Documentation of measles vaccination is not required for school attendees in Quebec [1] or Seitzerland. Many students who lack documentation of vaccination probably receive measles vaccine as a result of routine childhood vaccination programs; however, lack of systematic vaccination in this population leads to accumulation of susceptibles, and measles outbreaks can occur. School vaccination requirements in the United States have been highly effective in increasing vaccine coverage among school-aged children and in decreasing the incidence of measles [2].

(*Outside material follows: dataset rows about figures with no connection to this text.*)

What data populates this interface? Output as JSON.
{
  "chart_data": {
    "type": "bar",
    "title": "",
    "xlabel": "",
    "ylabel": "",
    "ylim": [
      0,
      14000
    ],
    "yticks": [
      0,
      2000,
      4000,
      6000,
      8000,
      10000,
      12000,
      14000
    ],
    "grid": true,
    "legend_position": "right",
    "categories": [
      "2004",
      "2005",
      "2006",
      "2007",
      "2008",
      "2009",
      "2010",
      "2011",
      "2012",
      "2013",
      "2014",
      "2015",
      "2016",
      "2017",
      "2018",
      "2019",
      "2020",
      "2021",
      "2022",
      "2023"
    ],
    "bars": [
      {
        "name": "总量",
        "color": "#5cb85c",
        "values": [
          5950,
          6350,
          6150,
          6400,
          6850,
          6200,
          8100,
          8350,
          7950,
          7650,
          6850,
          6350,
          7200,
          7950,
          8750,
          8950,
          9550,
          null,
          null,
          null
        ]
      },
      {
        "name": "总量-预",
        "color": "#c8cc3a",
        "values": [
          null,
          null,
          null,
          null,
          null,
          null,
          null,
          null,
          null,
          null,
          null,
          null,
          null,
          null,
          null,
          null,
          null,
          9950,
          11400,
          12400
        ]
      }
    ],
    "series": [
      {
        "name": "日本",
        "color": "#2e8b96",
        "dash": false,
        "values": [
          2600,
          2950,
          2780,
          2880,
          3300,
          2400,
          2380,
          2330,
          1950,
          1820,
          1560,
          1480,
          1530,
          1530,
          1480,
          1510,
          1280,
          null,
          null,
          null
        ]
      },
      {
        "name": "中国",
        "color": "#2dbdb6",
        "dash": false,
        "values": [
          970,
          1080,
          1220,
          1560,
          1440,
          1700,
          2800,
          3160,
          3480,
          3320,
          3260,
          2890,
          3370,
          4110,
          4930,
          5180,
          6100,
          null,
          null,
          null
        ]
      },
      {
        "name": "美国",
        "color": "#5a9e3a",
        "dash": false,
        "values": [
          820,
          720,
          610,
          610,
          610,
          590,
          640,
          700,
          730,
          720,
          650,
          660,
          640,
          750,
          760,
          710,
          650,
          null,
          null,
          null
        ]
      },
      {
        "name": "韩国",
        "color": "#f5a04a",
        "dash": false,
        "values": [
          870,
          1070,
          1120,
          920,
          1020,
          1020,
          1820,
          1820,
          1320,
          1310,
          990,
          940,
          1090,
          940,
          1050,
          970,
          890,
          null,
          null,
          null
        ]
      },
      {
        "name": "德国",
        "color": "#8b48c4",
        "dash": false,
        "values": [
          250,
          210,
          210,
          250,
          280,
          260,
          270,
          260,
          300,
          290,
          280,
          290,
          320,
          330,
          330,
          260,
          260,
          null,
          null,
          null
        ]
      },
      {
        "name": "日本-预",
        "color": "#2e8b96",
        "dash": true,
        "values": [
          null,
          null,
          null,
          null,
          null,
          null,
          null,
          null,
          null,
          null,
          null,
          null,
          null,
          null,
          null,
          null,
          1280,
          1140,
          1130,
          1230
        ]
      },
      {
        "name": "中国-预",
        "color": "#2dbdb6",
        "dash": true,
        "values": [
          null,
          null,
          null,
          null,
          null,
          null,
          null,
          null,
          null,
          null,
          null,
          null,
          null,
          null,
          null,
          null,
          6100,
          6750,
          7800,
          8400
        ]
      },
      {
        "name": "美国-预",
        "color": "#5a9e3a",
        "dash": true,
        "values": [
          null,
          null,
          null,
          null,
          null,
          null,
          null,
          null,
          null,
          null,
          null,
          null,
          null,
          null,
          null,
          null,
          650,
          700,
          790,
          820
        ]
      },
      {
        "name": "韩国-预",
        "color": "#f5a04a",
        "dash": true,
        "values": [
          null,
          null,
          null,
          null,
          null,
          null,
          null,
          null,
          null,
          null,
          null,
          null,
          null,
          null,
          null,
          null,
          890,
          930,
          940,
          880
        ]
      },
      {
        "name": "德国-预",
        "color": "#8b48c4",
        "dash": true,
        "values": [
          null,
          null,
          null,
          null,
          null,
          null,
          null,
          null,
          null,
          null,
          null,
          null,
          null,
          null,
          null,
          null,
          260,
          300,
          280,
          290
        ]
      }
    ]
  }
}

Outbreaks of measles in school settings can occur even with universal school vaccination requirements and high vaccination coverage. Some persons may remain susceptible as a result of exemptions to vaccination, and 2%-5% will be susceptible because of vaccine failure. In 1989, 170 measles outbreaks in the United States involving predominantly school-aged persons accounted for 32% of all reported cases. As many as 89% of patients in these outbreaks had been vaccinated on or after their first birthday [3]. Routine administration of a second dose of measles vaccine will help to reduce the number of school-aged children who are susceptible because of vaccine failure and decrease the likelihood of outbreaks in this setting [4].